By John Leung
The verdict is in, and it’s not looking good for the University of Calgary.
In a survey of graduates from 46 universities across Canada conducted by Macleans’ magazine as part of their 2004 university rankings, the University of Calgary came in last place. Only 43 percent of graduates rated their experiences as very good, compared to Mount Allison University in New Brunswick on the other end of the spectrum, who had 88 percent of graduates give a very good rating.
Students’ Union President Bryan West was quick to defend the university’s score, stating that most of the universities that came in at the top of the list were smaller universities like Bishop’s and Acadia, adding that there is a correlation between larger institutions and rates of dissatisfaction. Institutions that are roughly the same size or larger than the U of C, like the University of Alberta and UBC also ended up in the bottom half of the list.
West said that this was still nothing to celebrate.
“It doesn’t let us off the hook in terms of undergraduate experience,” he said, adding that this is a signal to administration and the provincial government that it is time for change.

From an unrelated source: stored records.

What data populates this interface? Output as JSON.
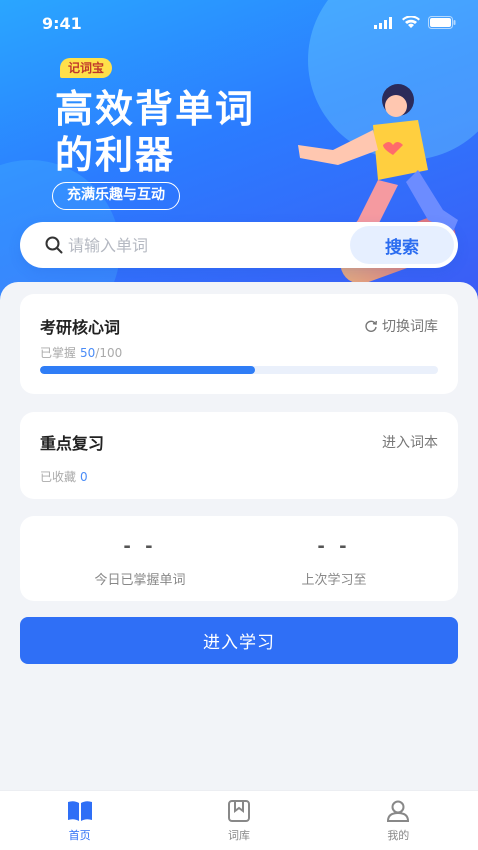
{
  "status_bar": {
    "time": "9:41"
  },
  "hero": {
    "badge": "记词宝",
    "headline_line1": "高效背单词",
    "headline_line2": "的利器",
    "subtitle": "充满乐趣与互动"
  },
  "search": {
    "placeholder": "请输入单词",
    "button_label": "搜索"
  },
  "vocab_card": {
    "title": "考研核心词",
    "action_label": "切换词库",
    "mastered_label": "已掌握",
    "mastered_count": "50",
    "total": "/100",
    "progress_fraction": 0.54
  },
  "review_card": {
    "title": "重点复习",
    "action_label": "进入词本",
    "collected_label": "已收藏",
    "collected_count": "0"
  },
  "stats": {
    "today_value": "- -",
    "today_label": "今日已掌握单词",
    "last_value": "- -",
    "last_label": "上次学习至"
  },
  "cta": {
    "label": "进入学习"
  },
  "tabbar": {
    "items": [
      {
        "label": "首页",
        "icon": "book-open-icon",
        "active": true
      },
      {
        "label": "词库",
        "icon": "bookmark-icon",
        "active": false
      },
      {
        "label": "我的",
        "icon": "user-icon",
        "active": false
      }
    ]
  },
  "colors": {
    "accent": "#2f6ff6",
    "badge": "#ffe04a",
    "progress": "#2f7df6"
  }
}
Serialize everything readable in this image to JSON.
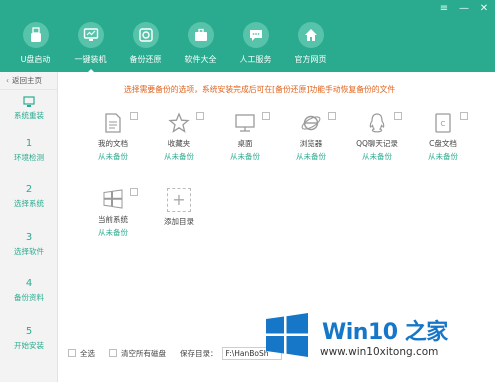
{
  "window_controls": {
    "menu": "≡",
    "minimize": "—",
    "close": "✕"
  },
  "nav": {
    "items": [
      {
        "label": "U盘启动",
        "icon": "usb-icon"
      },
      {
        "label": "一键装机",
        "icon": "monitor-icon",
        "active": true
      },
      {
        "label": "备份还原",
        "icon": "backup-icon"
      },
      {
        "label": "软件大全",
        "icon": "briefcase-icon"
      },
      {
        "label": "人工服务",
        "icon": "chat-icon"
      },
      {
        "label": "官方网页",
        "icon": "home-icon"
      }
    ]
  },
  "sidebar": {
    "back_label": "返回主页",
    "steps": [
      {
        "num": "",
        "label": "系统重装",
        "icon": "system-icon"
      },
      {
        "num": "1",
        "label": "环境检测"
      },
      {
        "num": "2",
        "label": "选择系统"
      },
      {
        "num": "3",
        "label": "选择软件"
      },
      {
        "num": "4",
        "label": "备份资料"
      },
      {
        "num": "5",
        "label": "开始安装"
      }
    ]
  },
  "content": {
    "info_text": "选择需要备份的选项，系统安装完成后可在[备份还原]功能手动恢复备份的文件",
    "items": [
      {
        "name": "我的文档",
        "status": "从未备份",
        "icon": "document-icon"
      },
      {
        "name": "收藏夹",
        "status": "从未备份",
        "icon": "star-icon"
      },
      {
        "name": "桌面",
        "status": "从未备份",
        "icon": "desktop-icon"
      },
      {
        "name": "浏览器",
        "status": "从未备份",
        "icon": "ie-icon"
      },
      {
        "name": "QQ聊天记录",
        "status": "从未备份",
        "icon": "qq-icon"
      },
      {
        "name": "C盘文档",
        "status": "从未备份",
        "icon": "drive-icon"
      },
      {
        "name": "当前系统",
        "status": "从未备份",
        "icon": "windows-icon"
      },
      {
        "name": "添加目录",
        "status": "",
        "icon": "plus-icon"
      }
    ]
  },
  "footer": {
    "select_all": "全选",
    "clear_disks": "清空所有磁盘",
    "save_dir_label": "保存目录：",
    "save_dir_value": "F:\\HanBoSh"
  },
  "watermark": {
    "title": "Win10 之家",
    "url": "www.win10xitong.com"
  },
  "colors": {
    "header": "#2aab8f",
    "accent": "#2aab8f",
    "info": "#e0621a",
    "watermark_blue": "#1677c9"
  }
}
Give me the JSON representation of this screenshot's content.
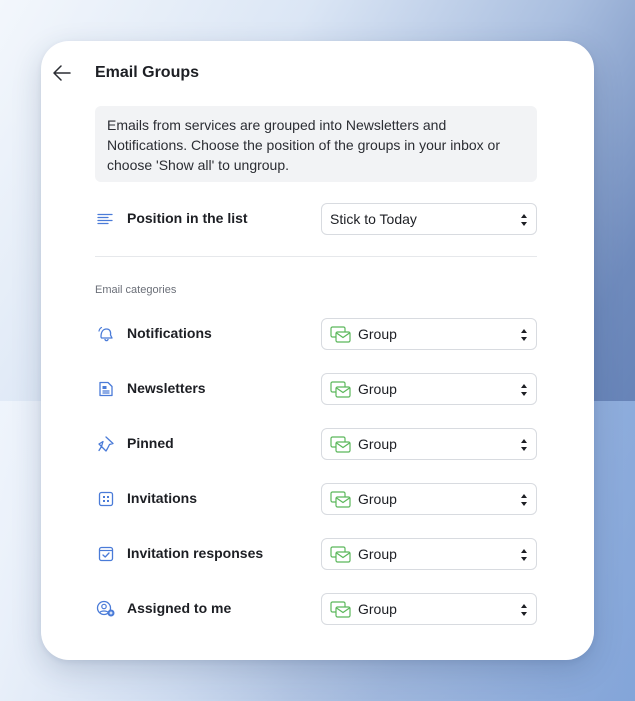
{
  "header": {
    "title": "Email Groups"
  },
  "info": {
    "text": "Emails from services are grouped into Newsletters and Notifications. Choose the position of the groups in your inbox or choose 'Show all' to ungroup."
  },
  "position": {
    "label": "Position in the list",
    "value": "Stick to Today"
  },
  "categories": {
    "section_label": "Email categories",
    "items": [
      {
        "label": "Notifications",
        "value": "Group",
        "icon": "bell-icon"
      },
      {
        "label": "Newsletters",
        "value": "Group",
        "icon": "newsletter-icon"
      },
      {
        "label": "Pinned",
        "value": "Group",
        "icon": "pin-icon"
      },
      {
        "label": "Invitations",
        "value": "Group",
        "icon": "calendar-icon"
      },
      {
        "label": "Invitation responses",
        "value": "Group",
        "icon": "calendar-check-icon"
      },
      {
        "label": "Assigned to me",
        "value": "Group",
        "icon": "user-assigned-icon"
      }
    ]
  },
  "colors": {
    "accent_blue": "#4a7bd8",
    "group_green": "#5bb75b"
  }
}
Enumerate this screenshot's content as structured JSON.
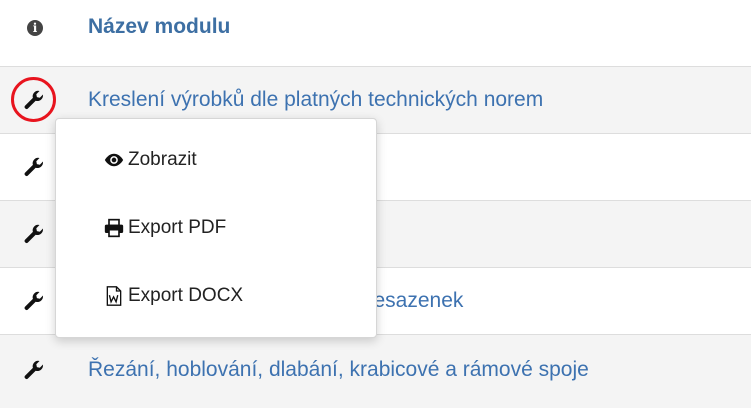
{
  "header": {
    "title": "Název modulu",
    "icon": "info-icon"
  },
  "rows": [
    {
      "label": "Kreslení výrobků dle platných technických norem",
      "icon": "wrench-icon"
    },
    {
      "label": "",
      "icon": "wrench-icon"
    },
    {
      "label": "",
      "icon": "wrench-icon"
    },
    {
      "label": "sesazenek",
      "icon": "wrench-icon"
    },
    {
      "label": "Řezání, hoblování, dlabání, krabicové a rámové spoje",
      "icon": "wrench-icon"
    }
  ],
  "menu": {
    "items": [
      {
        "label": "Zobrazit",
        "icon": "eye-icon"
      },
      {
        "label": "Export PDF",
        "icon": "printer-icon"
      },
      {
        "label": "Export DOCX",
        "icon": "word-file-icon"
      }
    ]
  },
  "colors": {
    "link": "#3d72b0",
    "header": "#3d6fa3",
    "highlight": "#e8141e",
    "stripe": "#f4f4f4"
  }
}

West also reiterated the points that he made in his Nov. 16 e-mail to all students, saying that the university was facing “a perfect storm of negative qualifiers” that signified that “the education system in Alberta is deathly sick.” This includes continued maximum tuition increases, budget cuts and low scores on quality indicators such as the Macleans’ poll.
West went on to state that the message the province and the university are sending out to the Alberta voters, with all of the new programs being established here, is really all glam and no substance. These programs are simply window dressing to a problem that goes far further, and undergraduate students are not getting the benefit.
“All this other BS is deceiving, and there is a problem,” West stated.